È importante quindi individuare il più presto possibile la presenza di questa malattia, che si manifesta con sintomi piuttosto evidenti. “L’aumento della frequenza della minzione (poliuria) e la conseguente necessità di introdurre molti liquidi per compensarne le perdite, una fame costante, carenza di energia e stanchezza, oltre a vista offuscata sono segni che possono indurre il sospetto del diabete”, spiega la ricercatrice del Cnr-Isa. “Nei bambini e nei giovani, si aggiungono sintomi quali arresto della crescita e perdita di peso corporeo. In presenza di queste manifestazioni è consigliabile dunque controllare i valori della glicemia e, se questa risulta maggiore di 200 mg/dL, bisogna valutare la diagnosi di diabete”.

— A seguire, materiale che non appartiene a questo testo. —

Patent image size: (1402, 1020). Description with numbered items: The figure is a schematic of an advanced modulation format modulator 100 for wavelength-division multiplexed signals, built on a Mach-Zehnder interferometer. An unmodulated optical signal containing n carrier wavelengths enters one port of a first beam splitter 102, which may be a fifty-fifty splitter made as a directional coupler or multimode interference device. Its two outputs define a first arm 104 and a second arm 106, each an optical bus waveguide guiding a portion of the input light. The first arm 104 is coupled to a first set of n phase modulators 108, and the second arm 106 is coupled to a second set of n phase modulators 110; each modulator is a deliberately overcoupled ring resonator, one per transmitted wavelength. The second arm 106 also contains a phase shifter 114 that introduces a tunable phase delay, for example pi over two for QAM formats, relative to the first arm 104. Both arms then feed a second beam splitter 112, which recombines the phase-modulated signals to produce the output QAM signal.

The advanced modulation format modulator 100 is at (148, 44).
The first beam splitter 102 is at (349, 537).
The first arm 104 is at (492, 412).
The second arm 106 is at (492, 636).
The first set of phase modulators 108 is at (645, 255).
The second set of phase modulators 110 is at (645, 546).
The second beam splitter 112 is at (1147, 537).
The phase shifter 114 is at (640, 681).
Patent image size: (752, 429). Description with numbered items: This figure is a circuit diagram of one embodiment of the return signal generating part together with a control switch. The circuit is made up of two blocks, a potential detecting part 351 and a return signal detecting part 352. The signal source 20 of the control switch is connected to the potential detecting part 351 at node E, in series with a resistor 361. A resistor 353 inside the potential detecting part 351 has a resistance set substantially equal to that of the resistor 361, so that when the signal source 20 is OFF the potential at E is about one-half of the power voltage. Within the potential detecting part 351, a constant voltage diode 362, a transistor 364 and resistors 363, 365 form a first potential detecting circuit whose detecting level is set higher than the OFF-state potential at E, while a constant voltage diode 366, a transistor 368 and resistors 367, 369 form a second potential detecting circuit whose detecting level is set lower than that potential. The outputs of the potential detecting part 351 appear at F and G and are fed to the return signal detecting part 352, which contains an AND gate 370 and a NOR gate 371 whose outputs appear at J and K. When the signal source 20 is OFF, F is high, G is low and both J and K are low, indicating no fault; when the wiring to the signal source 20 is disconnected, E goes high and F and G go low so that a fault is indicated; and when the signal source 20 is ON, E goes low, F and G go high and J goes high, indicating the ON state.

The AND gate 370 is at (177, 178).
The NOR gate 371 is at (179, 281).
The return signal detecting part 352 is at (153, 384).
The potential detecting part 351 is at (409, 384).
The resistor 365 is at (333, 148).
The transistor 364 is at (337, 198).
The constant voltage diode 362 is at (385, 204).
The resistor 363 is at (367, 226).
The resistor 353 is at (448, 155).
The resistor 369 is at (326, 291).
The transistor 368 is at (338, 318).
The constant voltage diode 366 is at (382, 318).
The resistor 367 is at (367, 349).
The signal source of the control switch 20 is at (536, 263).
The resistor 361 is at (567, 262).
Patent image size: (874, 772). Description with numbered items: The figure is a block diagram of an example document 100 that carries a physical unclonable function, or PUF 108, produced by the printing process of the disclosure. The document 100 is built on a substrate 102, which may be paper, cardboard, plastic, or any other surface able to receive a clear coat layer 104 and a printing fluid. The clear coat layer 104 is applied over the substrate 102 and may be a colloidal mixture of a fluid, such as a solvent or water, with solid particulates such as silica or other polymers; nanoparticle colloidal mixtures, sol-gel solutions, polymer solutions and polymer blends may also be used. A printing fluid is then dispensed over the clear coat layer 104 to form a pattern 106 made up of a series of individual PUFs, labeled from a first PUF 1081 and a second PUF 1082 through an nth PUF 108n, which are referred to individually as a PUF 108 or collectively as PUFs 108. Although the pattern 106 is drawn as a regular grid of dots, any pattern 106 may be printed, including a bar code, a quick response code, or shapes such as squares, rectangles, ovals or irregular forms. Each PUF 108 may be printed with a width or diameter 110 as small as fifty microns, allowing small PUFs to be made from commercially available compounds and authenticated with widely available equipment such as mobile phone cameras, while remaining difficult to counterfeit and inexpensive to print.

Prevenire in maniera efficace questa patologia è fondamentale. Il diabete è molto diffuso anche nel nostro Paese, dove colpisce il 5.8% della popolazione, a circa 3.516.333 persone di cui solo una su 10 è affetta da diabete tipo 1. Ma negli ultimi 15 anni si è registrato un aumento del 25% di casi di diabete di tipo 2 a causa dell’incremento di peso degli italiani, come già si accennava. “Occorre modificare lo stile di vita, evitare gli eccessi alimentari e puntare sulla qualità della dieta, aumentando l’assunzione di alimenti di origine vegetale e limitando quelli di origine animale, pur senza escluderli del tutto”, conclude Giacco. “È consigliabile consumare almeno due porzioni di verdura al giorno e due di frutta, legumi o pasta con legumi almeno due-tre volte la settimana. Inoltre è consigliato preferire i cereali integrali, mangiare pesce almeno due volte la settimana, limitare il consumo di carne rossa, uova e formaggi e quello di dolci, biscotti e bevande zuccherate. Bisogna poi incrementare l’esercizio fisico, che previene l’accumulo di grasso corporeo, camminando tutti i giorni a passo svelto per almeno 30-45 minuti e praticando altre attività che permettono di aumentare il dispendio energetico”.